Sunday

R.I.P. Carolyn See

The writer Carolyn See has died.

http://www.latimes.com/books/jacketcopy/la-me-carolyn-see-snap-story.html

I didn't think that such a death would hit me hard. I'm not a huge fan of See's work, I never knew her, though I did meet her once. I think that one reason is because it feels like the passing of an era.

If there a California school of fiction that has emerged in recent decades, See would epitomize it. Along with people like TC Boyle, Aimee Bender, Steve Erickson, and so many others have written work that could be described in some ways as magical realist, but they're doing different things with it than what Marquez and Borges were doing. It has a certain multicultural flavor, as one would expect from a place that is so shaped by a confluence of cultures, there is often a self consciously intellectual and literary aspect to it.There are a number of books that inspired this, but there are so many people producing work in this vein now that it feel like a school of its own.

See lived in California for much of her life and more than just living there she wrote about and was interested in the place and the culture. She worked to encourage people in Los Angeles and deflated obnoxious East coast types who didn't think LA had a culture.

I was living in California when See's last novel There Will Never Be Another You was released and I got a crash course in who she was and what she meant. Having moved to LA I didn't appreciate her initially but it was through reading that book and her earlier novel Golden Days that I came to regard her with awe. She was able to write domestic, interior stories that also opened up onto global events and larger ideas. They were about things. They were able to bridge decades and changing times, they were fantastic and wild and yet about the present.

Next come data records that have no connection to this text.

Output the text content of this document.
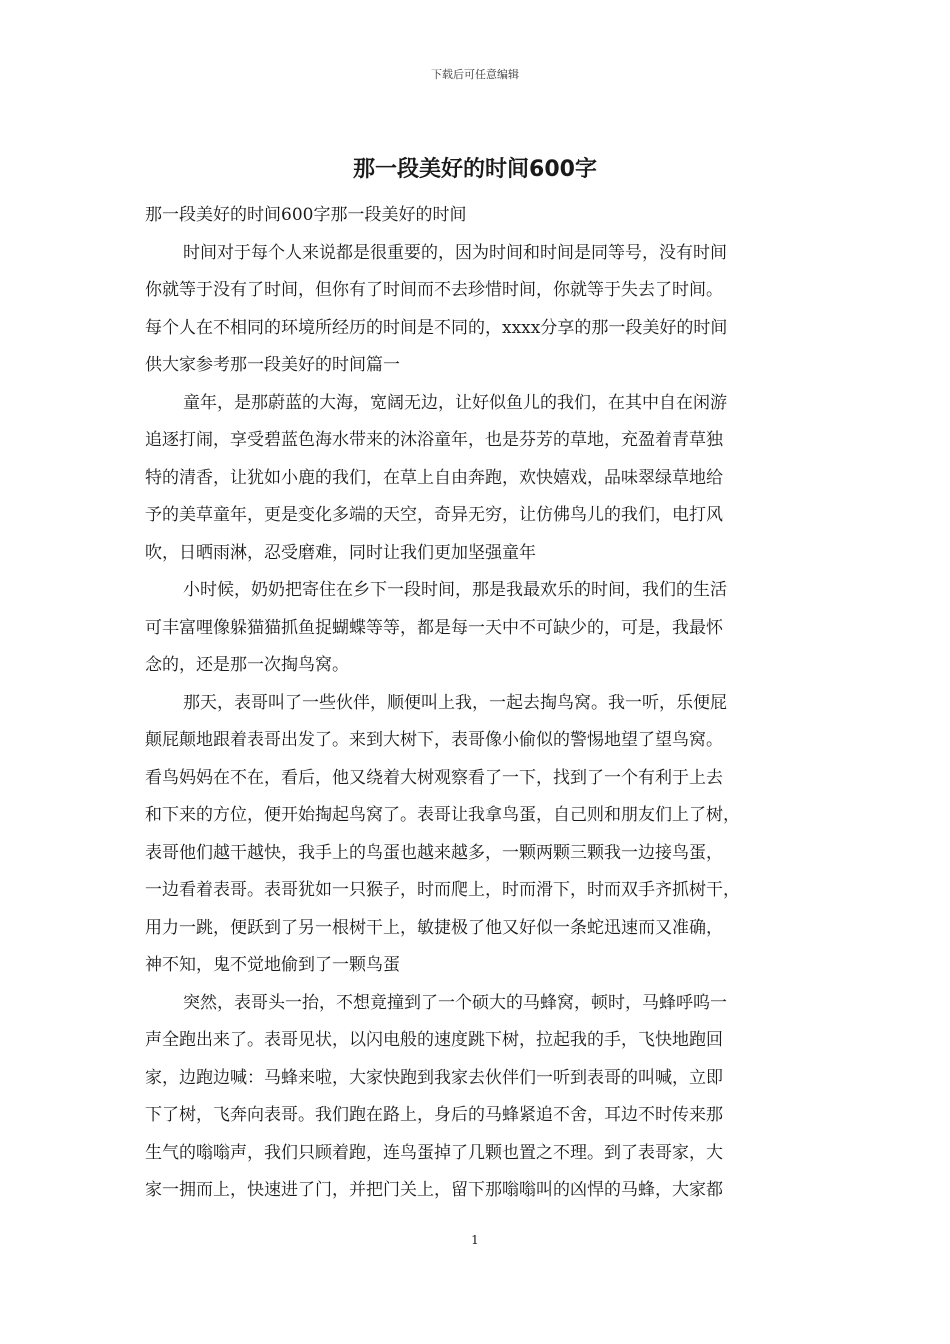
下载后可任意编辑
那一段美好的时间600字
那一段美好的时间600字那一段美好的时间
时间对于每个人来说都是很重要的，因为时间和时间是同等号，没有时间
你就等于没有了时间，但你有了时间而不去珍惜时间，你就等于失去了时间。
每个人在不相同的环境所经历的时间是不同的，xxxx分享的那一段美好的时间
供大家参考那一段美好的时间篇一
童年，是那蔚蓝的大海，宽阔无边，让好似鱼儿的我们，在其中自在闲游
追逐打闹，享受碧蓝色海水带来的沐浴童年，也是芬芳的草地，充盈着青草独
特的清香，让犹如小鹿的我们，在草上自由奔跑，欢快嬉戏，品味翠绿草地给
予的美草童年，更是变化多端的天空，奇异无穷，让仿佛鸟儿的我们，电打风
吹，日晒雨淋，忍受磨难，同时让我们更加坚强童年
小时候，奶奶把寄住在乡下一段时间，那是我最欢乐的时间，我们的生活
可丰富哩像躲猫猫抓鱼捉蝴蝶等等，都是每一天中不可缺少的，可是，我最怀
念的，还是那一次掏鸟窝。
那天，表哥叫了一些伙伴，顺便叫上我，一起去掏鸟窝。我一听，乐便屁
颠屁颠地跟着表哥出发了。来到大树下，表哥像小偷似的警惕地望了望鸟窝。
看鸟妈妈在不在，看后，他又绕着大树观察看了一下，找到了一个有利于上去
和下来的方位，便开始掏起鸟窝了。表哥让我拿鸟蛋，自己则和朋友们上了树，
表哥他们越干越快，我手上的鸟蛋也越来越多，一颗两颗三颗我一边接鸟蛋，
一边看着表哥。表哥犹如一只猴子，时而爬上，时而滑下，时而双手齐抓树干，
用力一跳，便跃到了另一根树干上，敏捷极了他又好似一条蛇迅速而又准确，
神不知，鬼不觉地偷到了一颗鸟蛋
突然，表哥头一抬，不想竟撞到了一个硕大的马蜂窝，顿时，马蜂呼呜一
声全跑出来了。表哥见状，以闪电般的速度跳下树，拉起我的手，飞快地跑回
家，边跑边喊：马蜂来啦，大家快跑到我家去伙伴们一听到表哥的叫喊，立即
下了树，飞奔向表哥。我们跑在路上，身后的马蜂紧追不舍，耳边不时传来那
生气的嗡嗡声，我们只顾着跑，连鸟蛋掉了几颗也置之不理。到了表哥家，大
家一拥而上，快速进了门，并把门关上，留下那嗡嗡叫的凶悍的马蜂，大家都
1
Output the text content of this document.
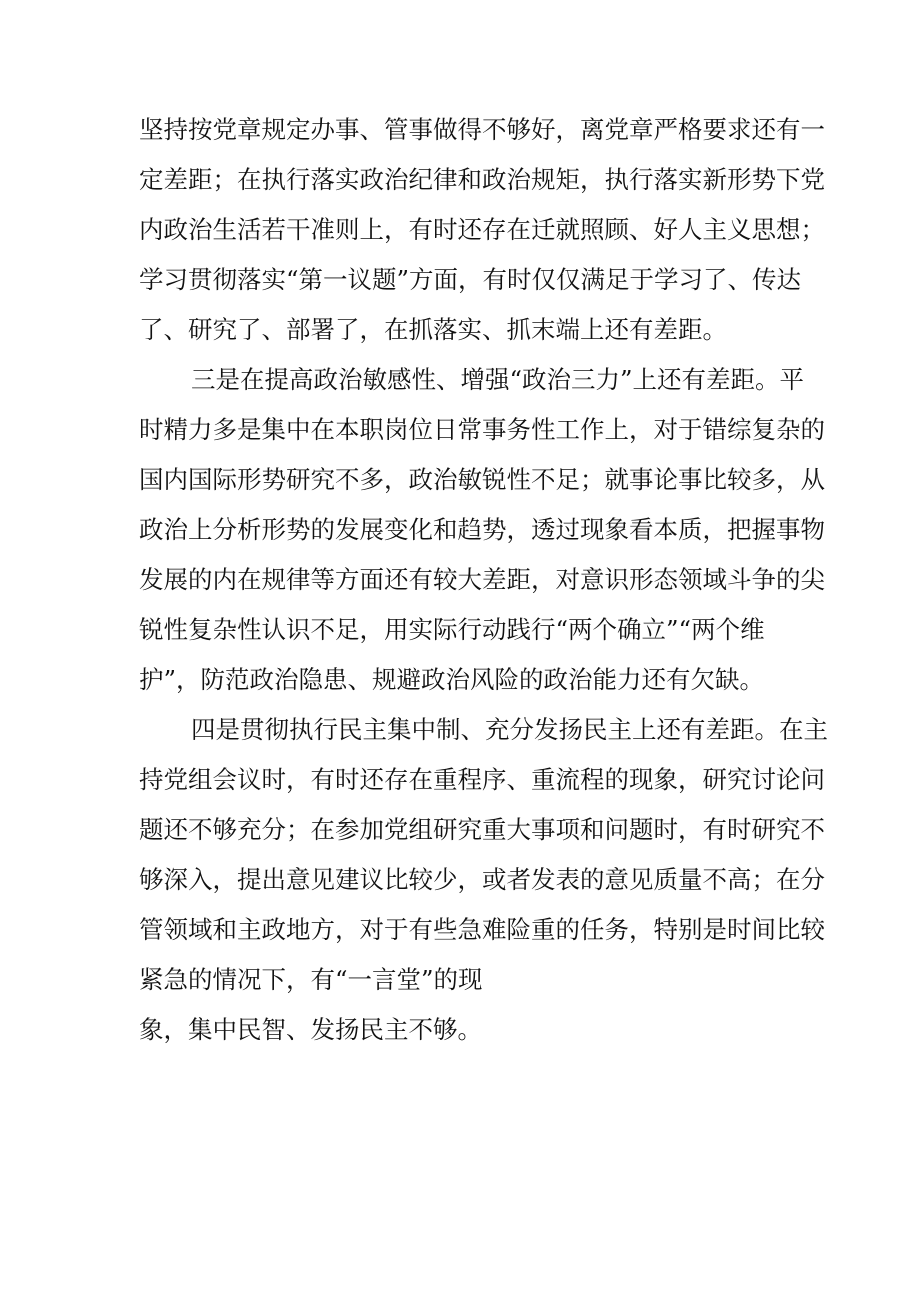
坚持按党章规定办事、管事做得不够好，离党章严格要求还有一
定差距；在执行落实政治纪律和政治规矩，执行落实新形势下党
内政治生活若干准则上，有时还存在迁就照顾、好人主义思想；
学习贯彻落实“第一议题”方面，有时仅仅满足于学习了、传达
了、研究了、部署了，在抓落实、抓末端上还有差距。
三是在提高政治敏感性、增强“政治三力”上还有差距。平
时精力多是集中在本职岗位日常事务性工作上，对于错综复杂的
国内国际形势研究不多，政治敏锐性不足；就事论事比较多，从
政治上分析形势的发展变化和趋势，透过现象看本质，把握事物
发展的内在规律等方面还有较大差距，对意识形态领域斗争的尖
锐性复杂性认识不足，用实际行动践行“两个确立”“两个维
护”，防范政治隐患、规避政治风险的政治能力还有欠缺。
四是贯彻执行民主集中制、充分发扬民主上还有差距。在主
持党组会议时，有时还存在重程序、重流程的现象，研究讨论问
题还不够充分；在参加党组研究重大事项和问题时，有时研究不
够深入，提出意见建议比较少，或者发表的意见质量不高；在分
管领域和主政地方，对于有些急难险重的任务，特别是时间比较
紧急的情况下，有“一言堂”的现
象，集中民智、发扬民主不够。
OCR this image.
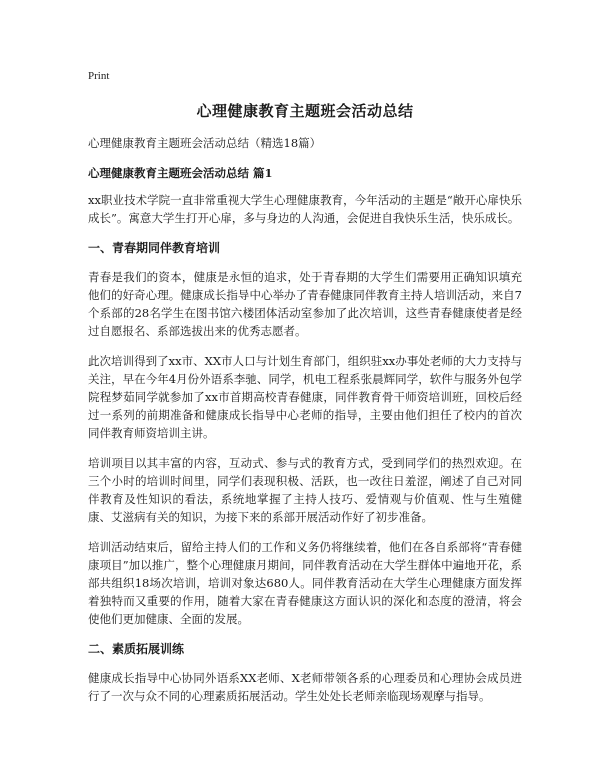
Print

心理健康教育主题班会活动总结

心理健康教育主题班会活动总结（精选18篇）

心理健康教育主题班会活动总结 篇1

xx职业技术学院一直非常重视大学生心理健康教育，今年活动的主题是“敞开心扉快乐成长”。寓意大学生打开心扉，多与身边的人沟通，会促进自我快乐生活，快乐成长。

一、青春期同伴教育培训

青春是我们的资本，健康是永恒的追求，处于青春期的大学生们需要用正确知识填充他们的好奇心理。健康成长指导中心举办了青春健康同伴教育主持人培训活动，来自7个系部的28名学生在图书馆六楼团体活动室参加了此次培训，这些青春健康使者是经过自愿报名、系部选拔出来的优秀志愿者。

此次培训得到了xx市、XX市人口与计划生育部门，组织驻xx办事处老师的大力支持与关注，早在今年4月份外语系李驰、同学，机电工程系张晨辉同学，软件与服务外包学院程梦茹同学就参加了xx市首期高校青春健康，同伴教育骨干师资培训班，回校后经过一系列的前期准备和健康成长指导中心老师的指导，主要由他们担任了校内的首次同伴教育师资培训主讲。

培训项目以其丰富的内容，互动式、参与式的教育方式，受到同学们的热烈欢迎。在三个小时的培训时间里，同学们表现积极、活跃，也一改往日羞涩，阐述了自己对同伴教育及性知识的看法，系统地掌握了主持人技巧、爱情观与价值观、性与生殖健康、艾滋病有关的知识，为接下来的系部开展活动作好了初步准备。

培训活动结束后，留给主持人们的工作和义务仍将继续着，他们在各自系部将“青春健康项目”加以推广，整个心理健康月期间，同伴教育活动在大学生群体中遍地开花，系部共组织18场次培训，培训对象达680人。同伴教育活动在大学生心理健康方面发挥着独特而又重要的作用，随着大家在青春健康这方面认识的深化和态度的澄清，将会使他们更加健康、全面的发展。

二、素质拓展训练

健康成长指导中心协同外语系XX老师、X老师带领各系的心理委员和心理协会成员进行了一次与众不同的心理素质拓展活动。学生处处长老师亲临现场观摩与指导。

Quite frankly in some ways she was one of those writers I had been searching for my entire life. That was what I felt upon reading her. Work that seemed to take place, 20 minutes into the future.

Perhaps one reason that her death has hit me is that it's not simply the death of a writer and critic, but it feels like the end of an era. See was born in Pasadena in 1934, and I've seen the photos, but I can barely conceive of what the region must have looked like then. She went onto get a PhD, she married and got divorced. She taught. She was a book critic - back in the days when newspapers had book critics and paid for such work. She watched Los Angeles change, bridging the prewar era to the postwar boom, the sixties which quickly morphed into the Manson-caused fear, the eighties and the recession following the end of the cold war that collapsed the aerospace industry.

See saw this and she managed to turn it into some amazing work. She seemed to be able to craft in her fiction an understanding of the ways the world had changed, the ways society had changed. Most importantly, I felt that she was pointing towards a way to live and work as a writer.

It's so easy to be overwhelmed by what's going on in the world, but See in her fiction managed to write about topical issues, write about characters who were dealing with these issues, who were at the mercy of these larger forces. I felt as though she was showing a way for writers to function, to carve out a private room of our own where we could work, while at the same time paying attention, to see closely, to write about it with the same nuance and consideration that we give to people and their interactions.

There may have been an autobiographical origin of this. See has written about how when she was a child her father left her mother in August 1945, and she has always linked the bombing of Hiroshima with that personal betrayal, that human bombing. Regardless of where this perspective originated, See had a unique voice and wrote some great work. Even sadder than her death is the fact that we have no more Carolyn See books to look forward to.

Rest in peace.

If you've never read Carolyn See:
  • Her novels. Start with either Golden Days or There Will Never Be Another You.
  • Her memoir, Dreaming, is a great piece of work.
  • Her book, Making a Literary Life: Advice for Writers and Other Dreamers.